As economias de mercado são normalmente orientadas e acionadas mais por expectativas do que pelas forças inerciais que as impulsionam. Essa lógica é válida tanto no sentido positivo, num embalo de trajetória de crescimento, quanto no sentido oposto. Em síntese, são as expectativas que ditam as escolhas no dia a dia e “calibram” o ritmo do crescimento.

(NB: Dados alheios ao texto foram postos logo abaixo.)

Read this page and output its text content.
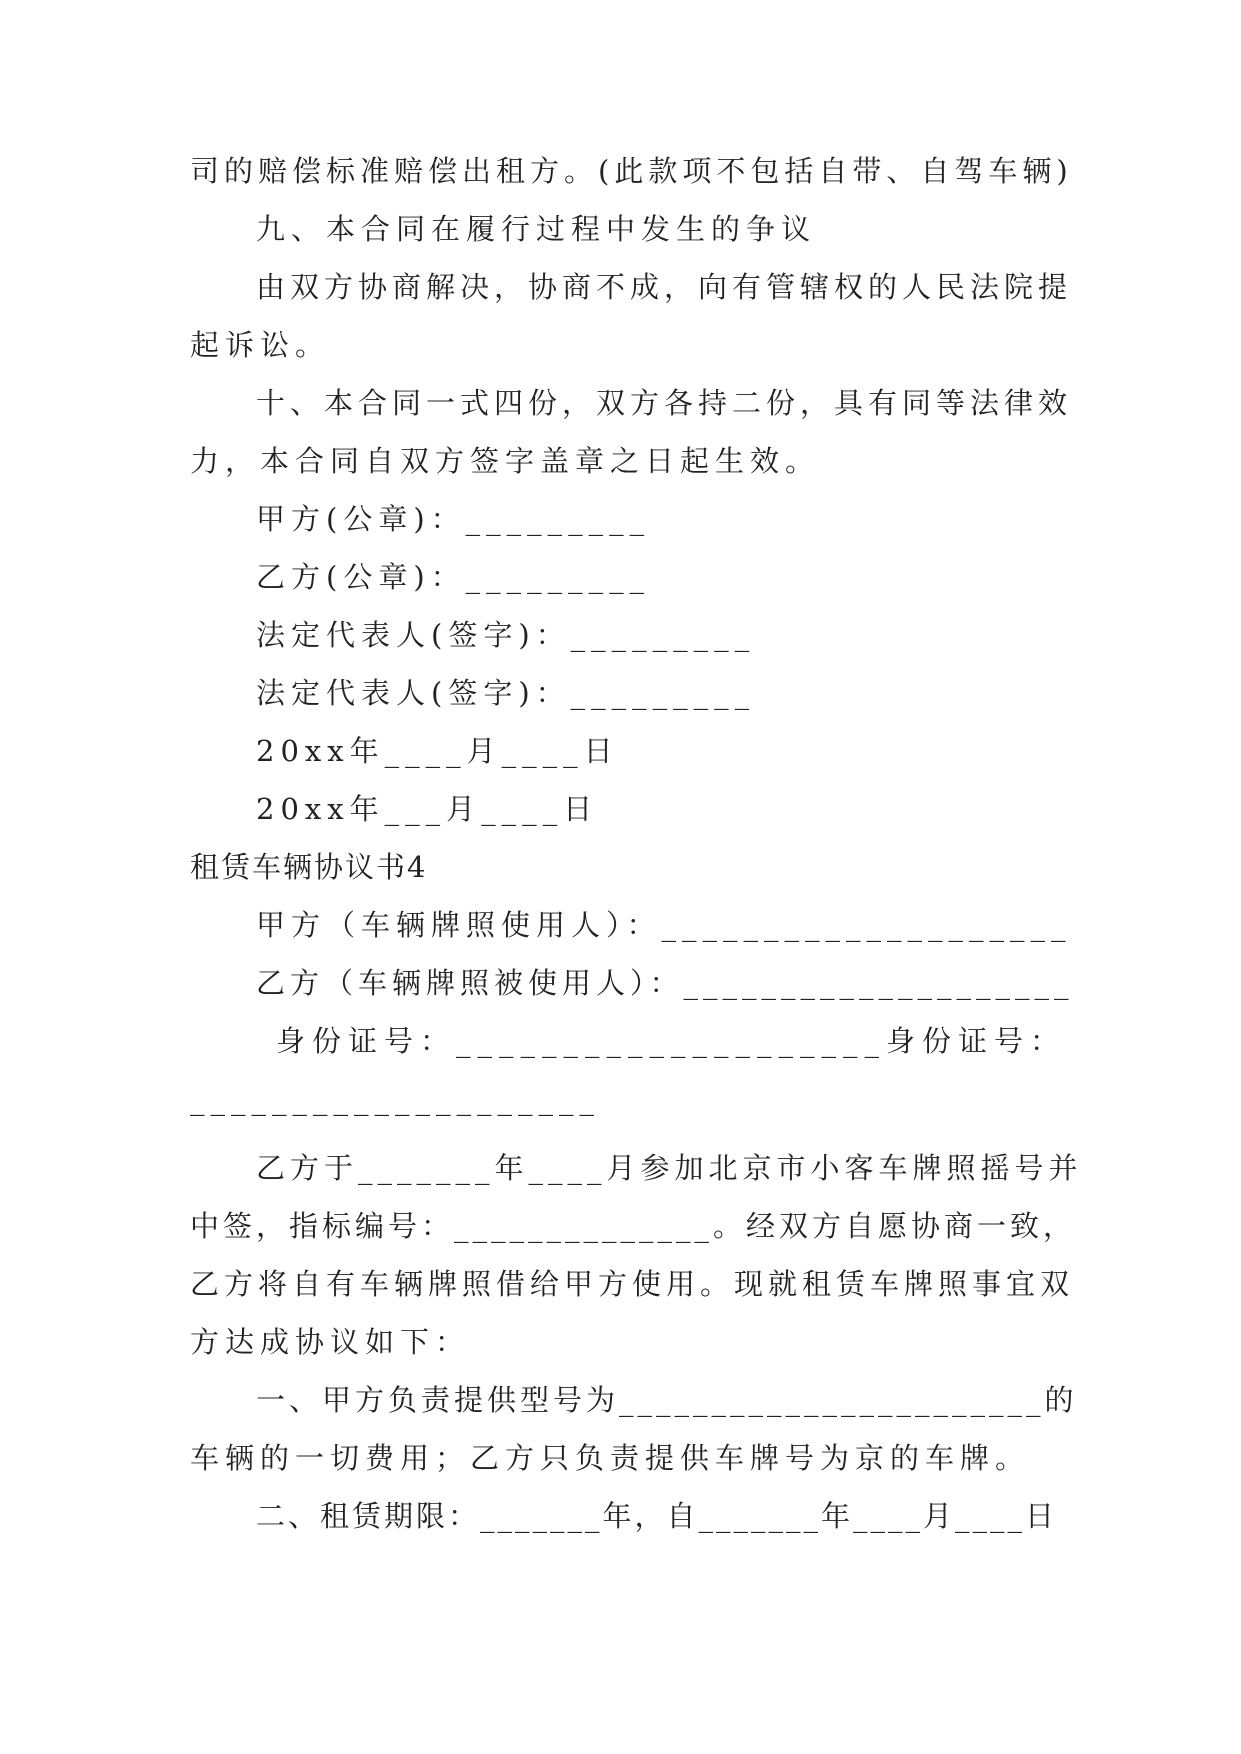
司的赔偿标准赔偿出租方。(此款项不包括自带、自驾车辆)

九、本合同在履行过程中发生的争议

由双方协商解决，协商不成，向有管辖权的人民法院提

起诉讼。

十、本合同一式四份，双方各持二份，具有同等法律效

力，本合同自双方签字盖章之日起生效。

甲方(公章)：_________

乙方(公章)：_________

法定代表人(签字)：_________

法定代表人(签字)：_________

20xx年____月____日

20xx年___月____日

租赁车辆协议书4

甲方（车辆牌照使用人）：____________________

乙方（车辆牌照被使用人）：____________________

身份证号：____________________身份证号：

____________________

乙方于_______年____月参加北京市小客车牌照摇号并

中签，指标编号：______________。经双方自愿协商一致，

乙方将自有车辆牌照借给甲方使用。现就租赁车牌照事宜双

方达成协议如下：

一、甲方负责提供型号为_______________________的

车辆的一切费用；乙方只负责提供车牌号为京的车牌。

二、租赁期限：_______年，自_______年____月____日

Assim, não são somente as “dores” do passado a provocar angústias e desassossegos, mas sim as que poderão estar por vir.
Com isso queremos dizer que o “espasmo” de crescimento que a economia brasileira apresentou em 2021 não projeta absolutamente nada de semelhante para 2022 ou mesmo para 2023. Ou seja, a economia de 2022 espelhará expectativas consensuadas na trajetória do tempo, mas já com marcos postados e colados no calendário eleitoral, com previsão de término em outubro. E, ao que nos parece, a perdurar o cenário atual de polarização entre Lula e Bolsonaro, como indicam as pesquisas, vamos estar submetidos a constantes estresses, e em patamares elevados.
Cruzando cenários econômicos e políticos, mais do que nunca imbrincados, e naturalmente num corte temporal do momento e supostamente mutáveis, já é possível percebermos que o tal “mercado” vem gradualmente ajustando-se a um possível desfecho da contenda eleitoral mais na direção de Lula. Obviamente, no momento, em contraponto a Bolsonaro. Mesmo assim, há quem ainda aposte numa possibilidade de terceira via. Porém, não é esse o quadro mostrado no momento.
Isso poderá estar indicando que o “mercado”, diante da armadilha de escolha que lhe é colocada, começa a equilibrar medos e “dores”, lado a lado. Mas percebe-se em crescimento um sentimento de que medos e “dores” já são maiores em relação a Bolsonaro. Trata-se do medo do que Bolsonaro poderá fazer até a eleição, mais até do que depois dela. Sua inconstância e instabilidade permanentes alimentam de forma crescente esse sentimento. Em linguagem de mercado, precificar Lula está se tornando mais fácil do que precificar Bolsonaro.
Tivemos um início de ano até tranquilo. Nada de novo no front político e, consequentemente, nem mesmo nos resultados das pesquisas. A Bolsa de Valores, o principal termômetro do mercado, avançou 6,5%; dólar em queda; inflação ainda alta, bem fora da curva desejada; reservatórios das hidrelétricas em alta, gerando alívio temporário; Covid em alta.
Porém, nada que aponte ou mesmo confirme que teremos um ano minimamente confortável. Ao contrário, o consenso é de um ano difícil e ao mesmo tempo decisivo. A taxa de crescimento do PIB provavelmente não passará de 0,5%. Medos e “dores” é que ditarão o ritmo. Isso até o pais conseguir sair da armadilha política da repetição do passado.